Protection des auteurs : les 23 recommandations du Rapport Racine

23 janvier 2020 27 commentaires
  • C’était l’arlésienne de ces derniers jours. Il est probable que le coup de gueule de Marion Montaigne sur France Inter et ses répercutions dans les médias et les réseaux sociaux ont interdit au ministre Riester de temporiser. Le fameux « Rapport Racine » est enfin disponible. Au menu, 23 recommandations.
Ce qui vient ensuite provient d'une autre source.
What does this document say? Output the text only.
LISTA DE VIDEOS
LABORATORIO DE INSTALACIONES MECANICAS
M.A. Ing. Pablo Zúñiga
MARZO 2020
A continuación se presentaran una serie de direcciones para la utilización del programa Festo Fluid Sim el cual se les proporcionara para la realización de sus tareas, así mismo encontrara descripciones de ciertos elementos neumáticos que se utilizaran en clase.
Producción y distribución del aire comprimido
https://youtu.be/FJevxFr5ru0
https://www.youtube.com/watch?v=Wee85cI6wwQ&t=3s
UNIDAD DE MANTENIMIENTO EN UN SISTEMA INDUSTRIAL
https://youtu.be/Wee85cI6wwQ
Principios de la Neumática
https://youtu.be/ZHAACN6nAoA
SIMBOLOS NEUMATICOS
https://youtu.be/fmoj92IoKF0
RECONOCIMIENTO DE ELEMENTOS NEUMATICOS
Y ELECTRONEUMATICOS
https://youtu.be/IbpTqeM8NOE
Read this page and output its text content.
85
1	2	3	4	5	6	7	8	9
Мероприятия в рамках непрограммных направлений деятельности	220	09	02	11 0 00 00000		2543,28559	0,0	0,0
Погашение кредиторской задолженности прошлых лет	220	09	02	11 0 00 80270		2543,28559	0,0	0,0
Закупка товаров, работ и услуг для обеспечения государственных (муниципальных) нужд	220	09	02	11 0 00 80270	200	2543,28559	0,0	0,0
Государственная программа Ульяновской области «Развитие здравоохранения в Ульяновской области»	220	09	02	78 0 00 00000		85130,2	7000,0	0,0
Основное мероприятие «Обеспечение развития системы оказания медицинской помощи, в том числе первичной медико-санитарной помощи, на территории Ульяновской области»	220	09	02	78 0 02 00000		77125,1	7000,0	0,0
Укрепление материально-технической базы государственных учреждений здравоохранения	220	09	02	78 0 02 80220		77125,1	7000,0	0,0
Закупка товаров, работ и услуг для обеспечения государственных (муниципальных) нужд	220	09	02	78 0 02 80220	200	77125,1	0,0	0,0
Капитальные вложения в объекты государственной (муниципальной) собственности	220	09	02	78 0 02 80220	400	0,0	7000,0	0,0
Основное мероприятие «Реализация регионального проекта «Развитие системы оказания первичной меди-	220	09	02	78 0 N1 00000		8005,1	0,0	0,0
Commence maintenant une partie de bras de fer entre l’État, les auteurs et les éditeurs pour voir ce qui dans ces recommandations se traduira concrètement dans la vie des auteurs.

Le document de 141 pages publié dans la soirée du 22 janvier 2020, intitulé « L’auteur et l’acte de création  », signé Bruno Racine avec le concours de Noël Corbin, Céline Roux et Bertrand Saint-Etienne, s’ouvre sur une prise en compte de la précarité des auteurs en particulier face aux enjeux actuels de la création écrasée par les innovations technologiques et la constitution de conglomérats (Amazon, Google, Disney…) qui laissent peu d’espoir à une juste rémunération des auteurs :

« La mission relève ainsi un phénomène déjà ancien de fragilisation des conditions de vie et de création des artistes-auteurs, aggravé récemment par des facteurs conjoncturels, tandis que les artistes-auteurs demeurent insuffisamment organisés pour faire entendre leur voix et que les pouvoirs publics ne les prennent qu’imparfaitement en considération dans leurs politiques. »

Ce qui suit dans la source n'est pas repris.